Primal Scream - Vanishing Point

Named after the 70s chase movie, Vanishing Point saw Primal Scream return to narcotic-scrambled sounds after the straight up rock ‘n’ roll of Give Out But Don’t Give Up. This time Mani (ex of The Stone Roses) was onboard, and the trip was going to be somewhat more ambivalent than Screamadelica, that celebration of all things chemical.

The album begins with Burning Wheel, a bass heavy psychedelic rocker, which seems to acknowledge living wildly will eventually take its toll (but says, “hell, yeah,” anyway). It’s one of a number of tracks suggesting motion, adventure, speed. Kowalski, named after the hero of Vanishing Point, is another. Littered with dialogue from the film and Bobby Gillespie’s whispered vocals, it will test the stereo image of your hi-fi equipment, aggressively experimental noise fizzling and echoing around your speakers, until the track finally implodes.
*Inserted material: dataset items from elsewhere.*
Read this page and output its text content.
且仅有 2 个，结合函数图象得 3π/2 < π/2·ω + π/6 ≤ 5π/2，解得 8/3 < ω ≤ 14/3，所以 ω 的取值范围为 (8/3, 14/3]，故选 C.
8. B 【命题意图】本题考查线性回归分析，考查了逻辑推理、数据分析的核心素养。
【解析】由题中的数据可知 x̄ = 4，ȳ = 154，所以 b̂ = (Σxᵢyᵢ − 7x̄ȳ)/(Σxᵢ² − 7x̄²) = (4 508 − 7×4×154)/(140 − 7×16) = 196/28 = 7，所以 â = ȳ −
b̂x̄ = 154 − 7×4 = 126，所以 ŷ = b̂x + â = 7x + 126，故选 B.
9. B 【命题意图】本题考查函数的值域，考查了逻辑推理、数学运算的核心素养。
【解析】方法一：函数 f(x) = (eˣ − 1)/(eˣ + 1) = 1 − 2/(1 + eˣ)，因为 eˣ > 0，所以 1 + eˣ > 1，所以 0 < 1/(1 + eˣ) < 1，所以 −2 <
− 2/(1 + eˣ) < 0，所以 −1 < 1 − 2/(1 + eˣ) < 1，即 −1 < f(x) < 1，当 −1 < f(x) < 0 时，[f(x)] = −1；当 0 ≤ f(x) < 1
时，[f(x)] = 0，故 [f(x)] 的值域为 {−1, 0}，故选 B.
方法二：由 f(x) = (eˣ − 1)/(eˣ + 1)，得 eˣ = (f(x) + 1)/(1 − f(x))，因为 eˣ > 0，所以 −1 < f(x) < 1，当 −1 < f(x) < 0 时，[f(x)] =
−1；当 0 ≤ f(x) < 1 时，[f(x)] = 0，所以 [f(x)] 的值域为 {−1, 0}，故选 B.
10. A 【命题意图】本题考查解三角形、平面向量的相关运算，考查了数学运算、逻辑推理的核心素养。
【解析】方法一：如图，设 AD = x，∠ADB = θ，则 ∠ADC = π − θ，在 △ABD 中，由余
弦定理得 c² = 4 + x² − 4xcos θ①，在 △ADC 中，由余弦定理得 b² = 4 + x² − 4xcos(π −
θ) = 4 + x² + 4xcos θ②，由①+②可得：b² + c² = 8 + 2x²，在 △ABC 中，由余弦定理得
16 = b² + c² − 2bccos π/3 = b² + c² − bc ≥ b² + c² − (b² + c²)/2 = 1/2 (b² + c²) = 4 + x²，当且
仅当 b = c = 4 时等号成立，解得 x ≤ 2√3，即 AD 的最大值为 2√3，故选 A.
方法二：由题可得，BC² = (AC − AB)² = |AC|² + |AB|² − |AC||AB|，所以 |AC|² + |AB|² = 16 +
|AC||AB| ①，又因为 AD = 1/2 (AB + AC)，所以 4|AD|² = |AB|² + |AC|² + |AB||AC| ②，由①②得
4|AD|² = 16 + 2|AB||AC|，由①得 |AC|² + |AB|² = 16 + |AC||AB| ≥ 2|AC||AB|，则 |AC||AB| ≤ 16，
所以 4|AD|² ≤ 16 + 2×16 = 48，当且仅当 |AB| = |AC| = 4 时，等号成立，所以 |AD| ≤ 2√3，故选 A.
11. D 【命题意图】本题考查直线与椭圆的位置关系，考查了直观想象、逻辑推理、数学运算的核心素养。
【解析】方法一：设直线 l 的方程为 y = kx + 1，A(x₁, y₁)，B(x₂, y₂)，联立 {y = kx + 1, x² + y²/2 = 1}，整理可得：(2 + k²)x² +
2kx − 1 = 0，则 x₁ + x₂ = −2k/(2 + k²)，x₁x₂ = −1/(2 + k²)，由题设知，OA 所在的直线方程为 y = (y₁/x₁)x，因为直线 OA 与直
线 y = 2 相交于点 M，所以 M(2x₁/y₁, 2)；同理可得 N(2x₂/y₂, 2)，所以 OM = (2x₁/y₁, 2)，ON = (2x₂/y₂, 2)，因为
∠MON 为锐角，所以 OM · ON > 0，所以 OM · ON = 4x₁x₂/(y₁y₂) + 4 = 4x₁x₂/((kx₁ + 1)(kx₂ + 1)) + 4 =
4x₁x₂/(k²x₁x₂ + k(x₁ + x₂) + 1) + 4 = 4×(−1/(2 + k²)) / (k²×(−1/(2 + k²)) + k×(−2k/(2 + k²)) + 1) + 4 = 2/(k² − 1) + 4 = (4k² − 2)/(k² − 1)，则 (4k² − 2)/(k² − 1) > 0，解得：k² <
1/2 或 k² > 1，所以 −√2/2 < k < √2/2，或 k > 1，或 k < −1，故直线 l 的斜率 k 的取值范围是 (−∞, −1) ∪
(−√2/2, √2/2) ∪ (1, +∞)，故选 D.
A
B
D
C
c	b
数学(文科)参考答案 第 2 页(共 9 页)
At the centre of the album are three tracks depicting the very lows of substance addiction. If Out of the Void is quietly spooky (sample lyric: “I can’t slip my skin/ I’m full of dust/ I’m chemically imbalanced”), the grinding death dub of Stuka, Gillespie’s voice heavily disguised by vocoder, is downright evil. Although damn satisfying, Medication is musically less adventurous (the band in Stooges/Stones mode again), and describes a desperate need to escape the city, its vices, its drugs.

Vanishing Point also has moments of calm. Acting as a much needed breather between Burning Wheel and Kowalski is the stoned jazz of Get Duffy, while the haunting instrumental Trainspotting is taken from the film of the same name. Star and Long Life are both gorgeous. The former, complete with melodica (by reggae legend Augustus Pablo), tablas and brass, is a tribute to freedom fighters and human courage: “It ain’t true that everybody’s got a price/ Sing this song for everyone that stands up for their rights.” The latter brings the album to a close, Gillespie singing “Good to be alive” over what could be an oceanic dub-reworking of Fleetwood Mac’s Albatross; yet there’s a definite sense of melancholy, of time passing away.

Only a couple of tracks vaguely disappoint. Motorhead just seems, well, unnecessary. If They Move, Kill ‘Em is clumsy, throwing psychedelic cliches over a hip-hop beat. The My Bloody Valentine mix (which would eventually appear on XTRMNTR) is much more radical.

So in Vanishing Point we have a seriously cool album: a record heavily influenced by dub and sonically daring; a record that references drug burn out (something the band supposedly had first-hand experience of by this time), cult cinema, and heroes, both fictional and real. Along with Screamadelica and XTRMNTR, it should be an essential part of any Primal Scream fan’s - indeed, any music fan’s - collection.